Hill and his friends (like David Gordon Green) have suggested in recent interviews that the filmmaker could stand to attend some anger management classes or at least use his films as healthy cathartic release to his everyday frustrations (“Jody can break boards, and my legs, easily,” Green told the NYTimes. “I think that comes from a kid that wants to punch something. It’s great to bring that hunger and anger and put it in a healthy place.”)
Bottled rage and bitterness seethes through “Observe & Report,” in an unfunny, unpleasant and worrisome manner and one would not be dismissed if they would be concerned the filmmaker could go postal without his outlet.

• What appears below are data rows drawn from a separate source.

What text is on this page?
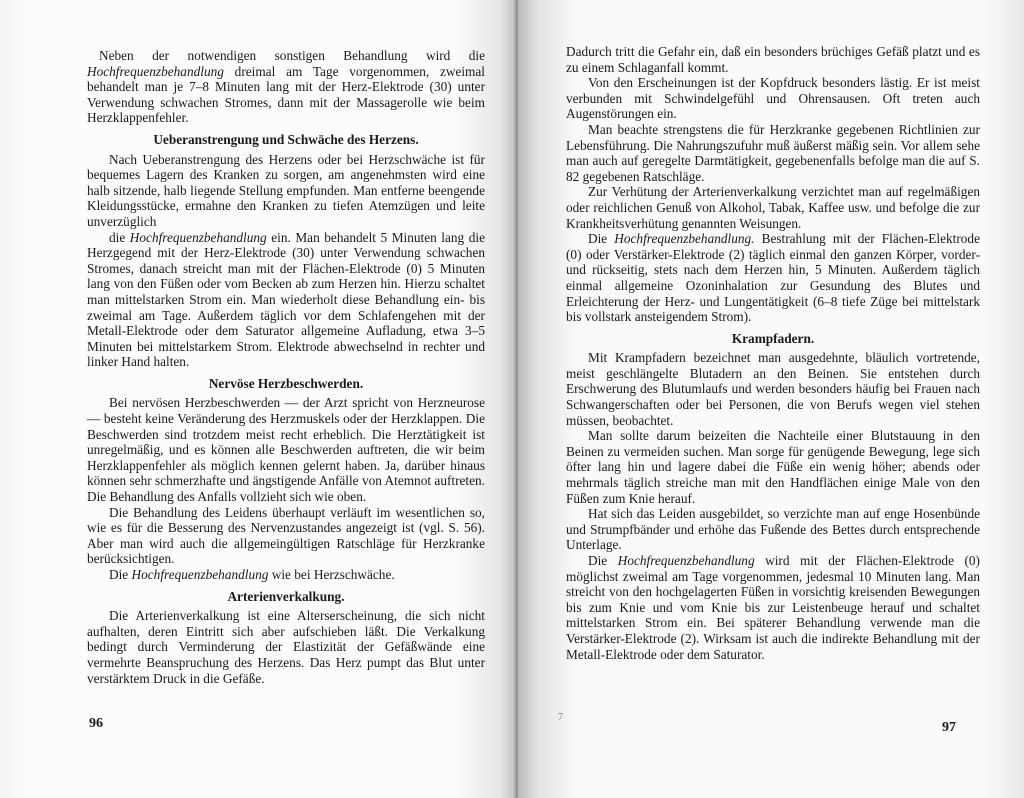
Neben der notwendigen sonstigen Behandlung wird die Hochfrequenzbehandlung dreimal am Tage vorgenommen, zweimal behandelt man je 7–8 Minuten lang mit der Herz-Elektrode (30) unter Verwendung schwachen Stromes, dann mit der Massagerolle wie beim Herzklappenfehler.

Ueberanstrengung und Schwäche des Herzens.

Nach Ueberanstrengung des Herzens oder bei Herzschwäche ist für bequemes Lagern des Kranken zu sorgen, am angenehmsten wird eine halb sitzende, halb liegende Stellung empfunden. Man entferne beengende Kleidungsstücke, ermahne den Kranken zu tiefen Atemzügen und leite unverzüglich

die Hochfrequenzbehandlung ein. Man behandelt 5 Minuten lang die Herzgegend mit der Herz-Elektrode (30) unter Verwendung schwachen Stromes, danach streicht man mit der Flächen-Elektrode (0) 5 Minuten lang von den Füßen oder vom Becken ab zum Herzen hin. Hierzu schaltet man mittelstarken Strom ein. Man wiederholt diese Behandlung ein- bis zweimal am Tage. Außerdem täglich vor dem Schlafengehen mit der Metall-Elektrode oder dem Saturator allgemeine Aufladung, etwa 3–5 Minuten bei mittelstarkem Strom. Elektrode abwechselnd in rechter und linker Hand halten.

Nervöse Herzbeschwerden.

Bei nervösen Herzbeschwerden — der Arzt spricht von Herzneurose — besteht keine Veränderung des Herzmuskels oder der Herzklappen. Die Beschwerden sind trotzdem meist recht erheblich. Die Herztätigkeit ist unregelmäßig, und es können alle Beschwerden auftreten, die wir beim Herzklappenfehler als möglich kennen gelernt haben. Ja, darüber hinaus können sehr schmerzhafte und ängstigende Anfälle von Atemnot auftreten. Die Behandlung des Anfalls vollzieht sich wie oben.

Die Behandlung des Leidens überhaupt verläuft im wesentlichen so, wie es für die Besserung des Nervenzustandes angezeigt ist (vgl. S. 56). Aber man wird auch die allgemeingültigen Ratschläge für Herzkranke berücksichtigen.

Die Hochfrequenzbehandlung wie bei Herzschwäche.

Arterienverkalkung.

Die Arterienverkalkung ist eine Alterserscheinung, die sich nicht aufhalten, deren Eintritt sich aber aufschieben läßt. Die Verkalkung bedingt durch Verminderung der Elastizität der Gefäßwände eine vermehrte Beanspruchung des Herzens. Das Herz pumpt das Blut unter verstärktem Druck in die Gefäße.

96

Dadurch tritt die Gefahr ein, daß ein besonders brüchiges Gefäß platzt und es zu einem Schlaganfall kommt.

Von den Erscheinungen ist der Kopfdruck besonders lästig. Er ist meist verbunden mit Schwindelgefühl und Ohrensausen. Oft treten auch Augenstörungen ein.

Man beachte strengstens die für Herzkranke gegebenen Richtlinien zur Lebensführung. Die Nahrungszufuhr muß äußerst mäßig sein. Vor allem sehe man auch auf geregelte Darmtätigkeit, gegebenenfalls befolge man die auf S. 82 gegebenen Ratschläge.

Zur Verhütung der Arterienverkalkung verzichtet man auf regelmäßigen oder reichlichen Genuß von Alkohol, Tabak, Kaffee usw. und befolge die zur Krankheitsverhütung genannten Weisungen.

Die Hochfrequenzbehandlung. Bestrahlung mit der Flächen-Elektrode (0) oder Verstärker-Elektrode (2) täglich einmal den ganzen Körper, vorder- und rückseitig, stets nach dem Herzen hin, 5 Minuten. Außerdem täglich einmal allgemeine Ozoninhalation zur Gesundung des Blutes und Erleichterung der Herz- und Lungentätigkeit (6–8 tiefe Züge bei mittelstark bis vollstark ansteigendem Strom).

Krampfadern.

Mit Krampfadern bezeichnet man ausgedehnte, bläulich vortretende, meist geschlängelte Blutadern an den Beinen. Sie entstehen durch Erschwerung des Blutumlaufs und werden besonders häufig bei Frauen nach Schwangerschaften oder bei Personen, die von Berufs wegen viel stehen müssen, beobachtet.

Man sollte darum beizeiten die Nachteile einer Blutstauung in den Beinen zu vermeiden suchen. Man sorge für genügende Bewegung, lege sich öfter lang hin und lagere dabei die Füße ein wenig höher; abends oder mehrmals täglich streiche man mit den Handflächen einige Male von den Füßen zum Knie herauf.

Hat sich das Leiden ausgebildet, so verzichte man auf enge Hosenbünde und Strumpfbänder und erhöhe das Fußende des Bettes durch entsprechende Unterlage.

Die Hochfrequenzbehandlung wird mit der Flächen-Elektrode (0) möglichst zweimal am Tage vorgenommen, jedesmal 10 Minuten lang. Man streicht von den hochgelagerten Füßen in vorsichtig kreisenden Bewegungen bis zum Knie und vom Knie bis zur Leistenbeuge herauf und schaltet mittelstarken Strom ein. Bei späterer Behandlung verwende man die Verstärker-Elektrode (2). Wirksam ist auch die indirekte Behandlung mit der Metall-Elektrode oder dem Saturator.

7
97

The dark, brooding comedy is not without its merits and there are genuinely funny moments, but far too often Seth Rogen’s character crosses the line into genuinely creepy and uncomfortable territory, and we don’t mean in that good way (see the questionable date-rape scene that elicited painful groans from the screening we were at).
“Wrong funny,” can be amazing — see “Borat” and the upcoming “Bruno” which looks amazingly unPC — but in lesser hands that haven’t quite found their way around tone and the exact tenor, they can be
disastrous.
As we’ve said before, Hill is either confused about whether he wants the film to be a comedy or a examination of a seemingly sweet, but genuinely frightening sociopath, and its the failure to aptly convey the identity is what makes both moods feel like half-baked ideas.
We’d give him the benefit of the doubt — we’re big fans of everyone he works with: Rogen, Danny McBride, Anna Faris, basically the entire cast — if it were not for the artless and amateurish feel of the movie that suggests dude could probably stand to make more TV before he ventures out into the feature film world (his debut “The Foot Fist Way,” was an excellent idea stretched past the limits of comedic elasticity).
There’s nothing wrong with outrageous, vile or shocking, if they’re carefully handled and well executed and dare we say a date-rape joke can be funny (no humor should be off limits if it illuminates), but minus a skilled hand, you don’t get Sacha Baron Cohen arch cleverness, you get a filmmaker that’s part Fred Durst with an overestimation of their comedic and cinematic abilities.
Hell, we’re not even asking for whipsmart comedy, hell, even a dumb, enjoyable flick (ala “Revenge Of The Nerds”) would suffice, but too often ‘O&R’ is cringeworthy and facile in a manner that can’t provide even a hearty chuckle. [C].
The music is… marginally funny. The film opens with a telling cover of Bob Dylan’s “When I Paint My Masterpiece,” by the Band which sort of brilliantly foreshadows the delusional self-importance of the main character, but if only the rest of the film were that clever. The end closes to a cover of The Pixies’ “Where Is My Mind,” that is so outrageous it’s undeniably funny, but again, you’re sort of kicking yourself for laughing as it’s just another one of the overdone slo-motion music montages we’ve been hammered over the head with the entire film.
Look for the 25-30 something geek male crowd to really champion this film though. We can just feel it in our bones and there’s something about the way they might relate to it that seems scary.